CBO and the staff of the Joint Committee on Taxation (JCT) have estimated the direct spending and revenue effects of H.R. 6079, the Repeal of Obamacare Act, as passed by the House of Representatives on July 11, 2012. H.R. 6079 would repeal the Affordable Care Act (ACA), with the exception of one subsection that has no budgetary effect. This estimate reflects the spending and revenue projections in CBO’s March 2012 baseline as adjusted to take into account the effects of the recent Supreme Court decision regarding the ACA.
For various reasons discussed in the report, the estimated budgetary effects of repealing the ACA by enacting H.R. 6079 are close to, but not equivalent to, an estimate of the budgetary effects of the ACA with the signs reversed.
Assuming that H.R. 6079 is enacted near the beginning of fiscal year 2013, CBO and JCT estimate that, on balance, the direct spending and revenue effects of enacting that legislation would cause a net increase in federal budget deficits of $109 billion over the 2013–2022 period.
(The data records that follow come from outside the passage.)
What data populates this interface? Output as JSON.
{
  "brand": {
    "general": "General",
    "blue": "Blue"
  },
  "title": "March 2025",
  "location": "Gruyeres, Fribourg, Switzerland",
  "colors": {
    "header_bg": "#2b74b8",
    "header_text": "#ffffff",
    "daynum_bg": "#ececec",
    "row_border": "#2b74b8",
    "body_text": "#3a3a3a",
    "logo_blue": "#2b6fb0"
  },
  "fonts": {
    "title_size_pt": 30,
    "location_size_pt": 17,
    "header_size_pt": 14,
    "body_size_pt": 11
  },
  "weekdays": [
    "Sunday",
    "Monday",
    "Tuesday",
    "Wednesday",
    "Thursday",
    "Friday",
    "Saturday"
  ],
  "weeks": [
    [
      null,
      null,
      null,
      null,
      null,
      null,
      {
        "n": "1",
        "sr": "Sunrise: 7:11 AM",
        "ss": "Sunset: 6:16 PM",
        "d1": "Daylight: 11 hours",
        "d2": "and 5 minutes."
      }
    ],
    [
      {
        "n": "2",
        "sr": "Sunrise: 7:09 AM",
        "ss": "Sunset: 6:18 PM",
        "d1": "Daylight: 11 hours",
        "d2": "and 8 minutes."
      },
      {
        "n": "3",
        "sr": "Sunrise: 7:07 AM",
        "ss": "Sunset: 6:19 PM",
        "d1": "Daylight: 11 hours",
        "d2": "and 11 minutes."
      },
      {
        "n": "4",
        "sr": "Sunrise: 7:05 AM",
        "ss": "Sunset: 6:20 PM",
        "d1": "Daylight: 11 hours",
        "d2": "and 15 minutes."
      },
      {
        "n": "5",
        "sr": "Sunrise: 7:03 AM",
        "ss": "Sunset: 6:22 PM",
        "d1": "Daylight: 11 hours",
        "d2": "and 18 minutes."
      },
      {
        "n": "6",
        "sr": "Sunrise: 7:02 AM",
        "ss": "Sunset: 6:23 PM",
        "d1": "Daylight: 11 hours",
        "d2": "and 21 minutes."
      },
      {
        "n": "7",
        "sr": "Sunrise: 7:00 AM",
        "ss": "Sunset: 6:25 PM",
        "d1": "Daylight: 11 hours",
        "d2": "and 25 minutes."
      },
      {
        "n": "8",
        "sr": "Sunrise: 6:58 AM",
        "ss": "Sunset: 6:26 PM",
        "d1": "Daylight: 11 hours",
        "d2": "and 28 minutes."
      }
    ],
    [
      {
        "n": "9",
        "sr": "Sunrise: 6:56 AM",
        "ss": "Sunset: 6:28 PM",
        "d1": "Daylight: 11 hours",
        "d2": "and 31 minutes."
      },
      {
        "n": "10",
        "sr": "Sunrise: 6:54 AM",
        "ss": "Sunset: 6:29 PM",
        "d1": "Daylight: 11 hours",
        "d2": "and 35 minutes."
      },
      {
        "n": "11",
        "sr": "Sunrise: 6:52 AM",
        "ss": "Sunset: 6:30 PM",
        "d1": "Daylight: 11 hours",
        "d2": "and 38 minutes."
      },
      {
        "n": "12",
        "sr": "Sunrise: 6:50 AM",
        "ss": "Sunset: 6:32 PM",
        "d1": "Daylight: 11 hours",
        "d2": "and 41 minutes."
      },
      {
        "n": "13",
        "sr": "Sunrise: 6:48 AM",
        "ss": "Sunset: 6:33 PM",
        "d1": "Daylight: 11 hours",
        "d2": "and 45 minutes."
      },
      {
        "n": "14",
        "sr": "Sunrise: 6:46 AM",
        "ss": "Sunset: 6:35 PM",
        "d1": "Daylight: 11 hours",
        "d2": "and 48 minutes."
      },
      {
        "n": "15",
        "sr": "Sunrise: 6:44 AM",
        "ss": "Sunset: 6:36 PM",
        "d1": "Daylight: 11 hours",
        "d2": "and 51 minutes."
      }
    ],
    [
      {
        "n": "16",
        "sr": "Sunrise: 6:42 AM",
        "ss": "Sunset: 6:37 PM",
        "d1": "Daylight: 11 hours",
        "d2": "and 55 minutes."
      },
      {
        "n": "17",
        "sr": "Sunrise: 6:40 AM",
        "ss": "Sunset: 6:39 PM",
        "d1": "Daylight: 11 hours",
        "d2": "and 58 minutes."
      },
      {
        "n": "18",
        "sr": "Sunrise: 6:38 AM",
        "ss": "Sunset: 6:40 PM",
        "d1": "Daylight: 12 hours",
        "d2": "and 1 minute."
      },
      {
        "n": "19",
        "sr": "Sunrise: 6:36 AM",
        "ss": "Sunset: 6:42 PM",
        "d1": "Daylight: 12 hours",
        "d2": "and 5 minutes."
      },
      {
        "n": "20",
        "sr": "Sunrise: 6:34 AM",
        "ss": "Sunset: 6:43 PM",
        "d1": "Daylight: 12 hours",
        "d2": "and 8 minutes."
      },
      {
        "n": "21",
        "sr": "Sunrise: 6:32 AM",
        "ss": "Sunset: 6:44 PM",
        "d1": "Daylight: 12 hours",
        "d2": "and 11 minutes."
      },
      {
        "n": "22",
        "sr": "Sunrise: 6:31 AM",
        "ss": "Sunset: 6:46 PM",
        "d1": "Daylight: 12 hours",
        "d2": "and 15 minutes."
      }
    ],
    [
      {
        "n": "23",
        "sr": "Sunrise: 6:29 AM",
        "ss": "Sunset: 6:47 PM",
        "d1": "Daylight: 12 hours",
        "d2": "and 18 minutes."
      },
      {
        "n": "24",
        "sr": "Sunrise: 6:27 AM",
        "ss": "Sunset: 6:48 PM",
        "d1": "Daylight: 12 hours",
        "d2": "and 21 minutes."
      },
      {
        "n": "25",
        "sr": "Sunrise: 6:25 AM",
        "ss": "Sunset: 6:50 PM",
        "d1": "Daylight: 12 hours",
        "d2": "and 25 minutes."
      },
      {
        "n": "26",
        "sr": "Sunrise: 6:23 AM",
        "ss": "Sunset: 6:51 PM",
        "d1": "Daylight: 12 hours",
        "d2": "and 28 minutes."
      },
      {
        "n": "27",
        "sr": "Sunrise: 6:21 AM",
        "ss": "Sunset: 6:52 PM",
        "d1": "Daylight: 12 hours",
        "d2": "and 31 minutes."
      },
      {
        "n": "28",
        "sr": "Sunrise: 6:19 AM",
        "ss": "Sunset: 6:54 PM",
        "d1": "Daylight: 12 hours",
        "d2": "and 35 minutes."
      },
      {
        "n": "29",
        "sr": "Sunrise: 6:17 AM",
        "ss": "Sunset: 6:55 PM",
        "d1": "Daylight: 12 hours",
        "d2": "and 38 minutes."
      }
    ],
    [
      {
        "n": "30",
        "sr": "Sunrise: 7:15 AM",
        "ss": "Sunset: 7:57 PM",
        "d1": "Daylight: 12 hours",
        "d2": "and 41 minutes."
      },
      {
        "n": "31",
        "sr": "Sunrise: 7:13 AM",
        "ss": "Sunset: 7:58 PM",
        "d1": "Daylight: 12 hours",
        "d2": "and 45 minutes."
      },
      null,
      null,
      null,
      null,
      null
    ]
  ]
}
Specifically, we estimate that H.R. 6079 would reduce direct spending by $890 billion and reduce revenues by $1 trillion between 2013 and 2022, thus adding $109 billion to federal budget deficits over that period.
Deficits would be increased under H.R. 6079 because the net savings from eliminating the insurance coverage provisions would be more than offset by the combination of other spending increases and revenue reductions:
In addition to those effects on direct spending and revenues, by CBO’s estimates, repeal of the ACA would reduce the need for appropriations to the Internal Revenue Service by between $5 billion and $10 billion over 10 years. Repealing the ACA would also reduce the need for appropriations to the Department of Health and Human Services by between $5 billion and $10 billion over 10 years, CBO estimates. Such savings might be reflected in reductions in total discretionary spending, or they might free up room for additional spending for other purposes under the caps on discretionary appropriations that were established by the Budget Control Act of 2011. H.R. 6079 would also repeal a number of authorizations for appropriations, which, if left in place, might or might not result in additional appropriations.
Projections of the budgetary impact of H.R. 6079 are quite uncertain because they are based, in large part, on projections of the effects of the ACA, which are themselves highly uncertain. Assessing the effects of making broad changes in the nation’s health care and health insurance systems requires estimates of a broad array of technical, behavioral, and economic factors. Separating the incremental effects of the provisions in the ACA that affect spending for ongoing programs and revenue streams becomes more uncertain as the time since enactment grows. The recent Supreme Court decision that essentially made the expansion of the Medicaid program a state option has also increased the uncertainty of the estimates. However, CBO and JCT, in consultation with outside experts, have devoted a great deal of care and effort to the analysis of health care legislation in the past few years, and the agencies have strived to develop estimates that are in the middle of the distribution of possible outcomes.